Penang’s three main culinary influences are Chinese, Malay and Indian and although fine restaurants abound serving all three types of cuisine, one of the best ways to enjoy the food is to simply wander the streets, visiting various food stalls and local eateries within ethnic neighbourhoods such as Little India, China Town and Guerney Drive for Malay dishes. Penang was actually named as the city with the best street food in Asia by Time Magazine, so you’re guaranteed to find something that delights your taste buds.
Of course, with so much on offer, choosing a dish can be quite a bewildering task so it’s best to set out armed with a little information as to the flavours and ingredients used. Spices feature prominently in both Malay and Indian dishes, so be prepared for some fiery moments, but there are also some tasty local drinks on offer to sooth the palette. Below is a list of Penang specialities, all of which can be easily found in and around the main tourist centres.
This is the island’s signature dish – a tasty, fish soup served over rice noodles with tamarind, pineapple, ginger and mint leaves.

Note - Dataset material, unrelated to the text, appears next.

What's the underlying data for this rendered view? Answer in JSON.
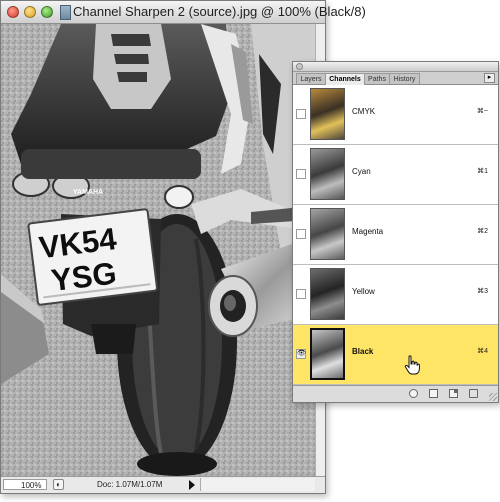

The dish can be quite spicy but the flavour combination is a mouthwatering treat.
Char Kuey Teow
This Chinese influenced, stir-fry dish with wide, flat rice noodles as a base, comes mixed with egg and succulent, fresh prawns for a rich, authentic taste of the Malaysian coast.
A classic Asian noodle soup made with fresh shrimp and served with slices of hard-boiled egg, morning glory, pork, crispy fried shallots and a spoonful of chili paste.
An authentic Penang-style salad made with cucumber, jicama (yam bean), pineapples, jambu (water apple), bean curd pieces, and cuttlefish, all tossed with Hae Ko (shrimp paste), chili and topped with ground peanuts.
Popiah are fresh spring rolls filled with jacama (yam bean), diced bean curd, and crab meat wrapped. Moist and delicious, the deluxe popiah comes with real crab meat as opposed to the tinned variety used in regular popiah.
A fried omelette that comes from the Fujian region in China. Fresh oysters are mixed into the eggs during preparation. The key to this dish is Wok Hei, which means hovering the wok over a high flame while stirring and tossing the fresh ingredients to impart flavour without over-cooking them.
A spicy fish soufflé wrapped in banana leaf. Fresh fish fillets are coated with eggs, and daun kadok (wild pepper leaves). Penang Otak-Otak is usually steamed, while in southern Malaysia states, it is grilled. Both are equally delicious and make a great snack.
Meat rolls wrapped in bean curd skin and deep fried. At Penang’s Loh Bak stalls, you can also order prawn fritters (Heh Chee), fried bean curds, and other side dishes. Loh Bak are usually served with two dipping sauces in Penang: chili sauce and a starchy sauce flavoured with five-spice powder and eggs. Local people generally order a combination plate of Loh Bak, prawn fritters, and fried bean curd.
This is one of the Muslim Indian community’s most popular dishes. Light, flaky bread is cooked on an iron hot-plate with plenty of oil. The roti is then served with a bowl of curry (chicken, beef, lamb, fish, or vegetarian). Some chefs add fillings to make Murtabak, which is filled with onions and beef. Common variations include Roti Planta, stuffed with margarine and sugar, Roti Pisang, filled with sliced bananas and condensed milk and Roti Sardin, stuffed with sardine and sometimes mixed with tomatoe ketchup or sambal, similar to Murtabak.
As a dessert, Kacang is a very sweet, cooling experience. Shaved ice with red beans, sweet corns, seeds and jelly. Syrup and evaporated milk are generously drizzled over the shaved ice. This dessert is great after a spicy meal or a long day in the sun.